The decision comes down to four things: who is using it, what the workload is, what performance is needed, and what the governance constraints are.
The Three Compute Types
Clusters
Spark compute — driver + workers. For engineering, notebooks, and ML.
"Spark processing"SQL Warehouses
Optimised for SQL queries and BI tools. For analysts and dashboards.
"BI / SQL analytics"Serverless
Fully managed infra. For quick queries and ad-hoc work without setup.
"no infra management"1. Clusters (All-Purpose & Job)
Clusters are Spark compute environments — a driver node plus workers. They're the backbone of data engineering and ML work.
All-purpose clusters are interactive, designed for notebooks and development. Job clusters spin up for a single job, then terminate automatically — cheaper and the right choice for production pipelines.
2. SQL Warehouses (Databricks SQL)
SQL Warehouses are optimised purely for SQL queries and BI tools. They come in three flavours: Classic, Pro, and Serverless SQL Warehouse. The underlying compute is still Spark, but the interface and optimisation is all about query performance.
3. Serverless Compute
Serverless means Databricks manages the infrastructure entirely — no cluster config, no warm-up decisions. It appears as both a Serverless SQL Warehouse and (in newer platform versions) as Serverless Jobs.
A common real-world pattern: serverless fails in an enterprise environment due to private networking or Unity Catalog storage restrictions — but switching to a standard cluster with Unity Catalog resolves the issue immediately. If you see a scenario on the exam where serverless is ruled out for "security or networking reasons", the answer is Cluster.
Decision Framework
When you see a scenario on the exam, run it through this table:
| Scenario | Best Compute |
|---|---|
| PySpark ETL pipeline | Cluster |
| Scheduled pipeline (Jobs / ADF) | Job Cluster |
| Power BI or Tableau dashboard | SQL Warehouse |
| Business analyst running SQL queries | SQL Warehouse |
| Quick ad-hoc queries, no infra management | Serverless SQL Warehouse |
| Secure enterprise pipeline with Unity Catalog | Cluster |
| ML model training | Cluster |
| Gold layer reporting for CFO dashboard | SQL Warehouse |
Exam-Style Practice Questions
Select an answer — green means correct, red means wrong.
Common Exam Traps
These are the mistakes the exam is designed to catch:
- Using a SQL Warehouse for ETL — it is optimised for queries, not transformations or Spark jobs.

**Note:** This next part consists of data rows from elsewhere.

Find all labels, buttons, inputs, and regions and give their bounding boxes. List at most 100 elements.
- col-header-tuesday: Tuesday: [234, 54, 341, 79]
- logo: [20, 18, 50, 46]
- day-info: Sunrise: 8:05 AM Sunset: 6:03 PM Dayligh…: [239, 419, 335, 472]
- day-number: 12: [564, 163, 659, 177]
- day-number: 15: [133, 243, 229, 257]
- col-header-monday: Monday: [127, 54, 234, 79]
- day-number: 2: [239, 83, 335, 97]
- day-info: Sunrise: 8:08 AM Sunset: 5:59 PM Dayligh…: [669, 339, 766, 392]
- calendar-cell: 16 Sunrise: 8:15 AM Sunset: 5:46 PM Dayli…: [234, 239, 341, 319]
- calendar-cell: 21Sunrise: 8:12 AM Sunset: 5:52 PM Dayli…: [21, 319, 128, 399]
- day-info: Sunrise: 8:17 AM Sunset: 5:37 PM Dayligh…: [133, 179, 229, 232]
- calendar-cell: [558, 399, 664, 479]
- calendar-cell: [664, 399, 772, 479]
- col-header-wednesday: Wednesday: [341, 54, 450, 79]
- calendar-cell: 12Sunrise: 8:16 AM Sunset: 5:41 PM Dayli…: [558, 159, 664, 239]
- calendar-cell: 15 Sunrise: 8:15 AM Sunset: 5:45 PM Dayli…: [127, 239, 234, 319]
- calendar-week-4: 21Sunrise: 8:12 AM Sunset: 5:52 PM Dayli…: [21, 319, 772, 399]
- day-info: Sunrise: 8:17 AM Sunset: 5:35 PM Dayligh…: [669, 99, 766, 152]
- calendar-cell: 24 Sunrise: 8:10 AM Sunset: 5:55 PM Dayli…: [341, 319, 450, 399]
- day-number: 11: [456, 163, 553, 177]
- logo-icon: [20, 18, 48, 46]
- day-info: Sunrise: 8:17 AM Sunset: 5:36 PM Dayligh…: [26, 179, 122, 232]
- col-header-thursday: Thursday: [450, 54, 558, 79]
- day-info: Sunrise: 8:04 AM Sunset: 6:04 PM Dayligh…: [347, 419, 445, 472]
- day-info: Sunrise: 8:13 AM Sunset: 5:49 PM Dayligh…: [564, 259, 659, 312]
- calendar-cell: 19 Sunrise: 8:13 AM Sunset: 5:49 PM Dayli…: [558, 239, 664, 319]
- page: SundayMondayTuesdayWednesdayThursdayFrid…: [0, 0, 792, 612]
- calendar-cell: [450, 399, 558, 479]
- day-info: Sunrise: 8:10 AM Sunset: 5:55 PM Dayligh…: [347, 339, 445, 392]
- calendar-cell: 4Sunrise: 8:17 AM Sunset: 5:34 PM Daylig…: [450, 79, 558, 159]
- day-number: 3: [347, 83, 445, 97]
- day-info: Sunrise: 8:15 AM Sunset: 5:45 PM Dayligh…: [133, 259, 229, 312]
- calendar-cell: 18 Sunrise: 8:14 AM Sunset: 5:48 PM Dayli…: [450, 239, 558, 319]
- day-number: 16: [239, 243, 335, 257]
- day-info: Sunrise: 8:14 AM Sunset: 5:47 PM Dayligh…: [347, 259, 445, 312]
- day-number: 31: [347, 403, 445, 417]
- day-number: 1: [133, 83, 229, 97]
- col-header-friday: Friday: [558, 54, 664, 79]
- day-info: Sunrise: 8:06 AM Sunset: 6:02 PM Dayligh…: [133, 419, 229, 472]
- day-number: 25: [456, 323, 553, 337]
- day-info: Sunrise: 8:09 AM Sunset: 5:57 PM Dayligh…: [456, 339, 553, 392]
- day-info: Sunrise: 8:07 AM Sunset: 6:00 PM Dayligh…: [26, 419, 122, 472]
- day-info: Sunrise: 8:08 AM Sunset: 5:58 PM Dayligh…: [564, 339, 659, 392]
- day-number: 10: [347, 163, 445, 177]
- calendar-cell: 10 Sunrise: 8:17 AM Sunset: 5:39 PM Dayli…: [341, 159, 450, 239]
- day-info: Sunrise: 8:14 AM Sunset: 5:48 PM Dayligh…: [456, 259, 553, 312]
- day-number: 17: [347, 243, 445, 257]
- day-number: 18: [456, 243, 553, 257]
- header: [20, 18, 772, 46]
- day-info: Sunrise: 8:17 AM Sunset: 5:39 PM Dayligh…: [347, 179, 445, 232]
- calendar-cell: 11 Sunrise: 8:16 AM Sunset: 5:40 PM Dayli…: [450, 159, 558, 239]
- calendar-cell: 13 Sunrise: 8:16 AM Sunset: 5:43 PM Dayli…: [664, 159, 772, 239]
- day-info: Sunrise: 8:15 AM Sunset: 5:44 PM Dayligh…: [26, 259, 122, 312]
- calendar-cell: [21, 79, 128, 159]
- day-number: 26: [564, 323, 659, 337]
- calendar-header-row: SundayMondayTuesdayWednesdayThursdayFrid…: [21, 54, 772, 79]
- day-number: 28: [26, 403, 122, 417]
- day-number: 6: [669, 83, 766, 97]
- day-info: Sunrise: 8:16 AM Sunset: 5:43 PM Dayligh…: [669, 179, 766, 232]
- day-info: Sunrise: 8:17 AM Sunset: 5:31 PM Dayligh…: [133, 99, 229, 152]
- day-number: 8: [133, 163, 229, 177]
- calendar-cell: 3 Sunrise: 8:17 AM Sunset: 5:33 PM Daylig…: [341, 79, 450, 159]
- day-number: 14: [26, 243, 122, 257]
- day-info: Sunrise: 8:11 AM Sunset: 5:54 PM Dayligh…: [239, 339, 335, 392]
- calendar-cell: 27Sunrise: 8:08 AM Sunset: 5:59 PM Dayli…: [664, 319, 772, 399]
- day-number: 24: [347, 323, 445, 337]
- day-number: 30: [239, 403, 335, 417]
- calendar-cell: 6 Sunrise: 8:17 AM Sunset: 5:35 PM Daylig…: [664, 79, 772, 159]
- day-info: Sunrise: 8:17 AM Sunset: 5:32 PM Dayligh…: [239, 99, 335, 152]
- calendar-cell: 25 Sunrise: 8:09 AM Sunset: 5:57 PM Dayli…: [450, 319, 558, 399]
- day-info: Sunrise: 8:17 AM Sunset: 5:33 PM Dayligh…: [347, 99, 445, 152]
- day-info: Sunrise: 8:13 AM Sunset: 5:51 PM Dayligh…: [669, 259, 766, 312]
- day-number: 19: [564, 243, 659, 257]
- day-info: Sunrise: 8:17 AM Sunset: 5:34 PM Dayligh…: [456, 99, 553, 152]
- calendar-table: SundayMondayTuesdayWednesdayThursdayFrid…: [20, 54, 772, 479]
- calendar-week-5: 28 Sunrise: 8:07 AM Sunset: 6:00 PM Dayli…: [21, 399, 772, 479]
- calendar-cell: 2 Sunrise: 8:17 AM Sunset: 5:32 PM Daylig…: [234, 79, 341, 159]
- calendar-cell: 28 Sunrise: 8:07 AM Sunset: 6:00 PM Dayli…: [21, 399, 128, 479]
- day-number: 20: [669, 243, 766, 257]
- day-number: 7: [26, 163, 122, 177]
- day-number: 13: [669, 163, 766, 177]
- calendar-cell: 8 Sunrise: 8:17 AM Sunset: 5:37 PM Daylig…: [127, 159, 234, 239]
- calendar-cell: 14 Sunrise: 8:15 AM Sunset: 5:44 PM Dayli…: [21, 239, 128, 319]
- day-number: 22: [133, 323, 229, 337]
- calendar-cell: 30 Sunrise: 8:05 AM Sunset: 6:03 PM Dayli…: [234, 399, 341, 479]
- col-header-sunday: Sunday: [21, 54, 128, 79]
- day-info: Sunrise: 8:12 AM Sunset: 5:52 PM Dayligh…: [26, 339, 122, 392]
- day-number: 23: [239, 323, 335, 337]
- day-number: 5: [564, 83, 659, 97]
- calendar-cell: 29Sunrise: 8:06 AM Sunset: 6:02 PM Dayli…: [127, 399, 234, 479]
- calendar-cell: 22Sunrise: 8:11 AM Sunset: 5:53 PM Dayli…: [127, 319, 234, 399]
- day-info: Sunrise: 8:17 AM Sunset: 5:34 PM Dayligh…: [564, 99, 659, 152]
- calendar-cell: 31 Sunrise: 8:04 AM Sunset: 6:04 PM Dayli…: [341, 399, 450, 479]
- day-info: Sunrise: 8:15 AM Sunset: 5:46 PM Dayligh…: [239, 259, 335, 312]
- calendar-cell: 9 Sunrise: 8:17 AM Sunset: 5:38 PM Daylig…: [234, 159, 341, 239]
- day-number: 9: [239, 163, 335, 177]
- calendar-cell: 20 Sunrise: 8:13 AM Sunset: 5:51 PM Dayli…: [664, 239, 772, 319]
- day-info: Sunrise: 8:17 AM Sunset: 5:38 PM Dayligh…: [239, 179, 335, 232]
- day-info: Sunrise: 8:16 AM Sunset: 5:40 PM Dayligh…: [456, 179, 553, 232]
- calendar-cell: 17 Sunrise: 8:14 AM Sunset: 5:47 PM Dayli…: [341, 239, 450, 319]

- Using a Cluster for BI dashboards — adds unnecessary overhead and misses the purpose of SQL Warehouses.
- Assuming serverless works in all enterprise setups — private networking and storage restrictions can block it.
- Forgetting that serverless can cost more for sustained heavy workloads — it is not always the cheapest option.
- Confusing All-purpose and Job clusters — if the scenario says "scheduled" or "automated", prefer a Job Cluster.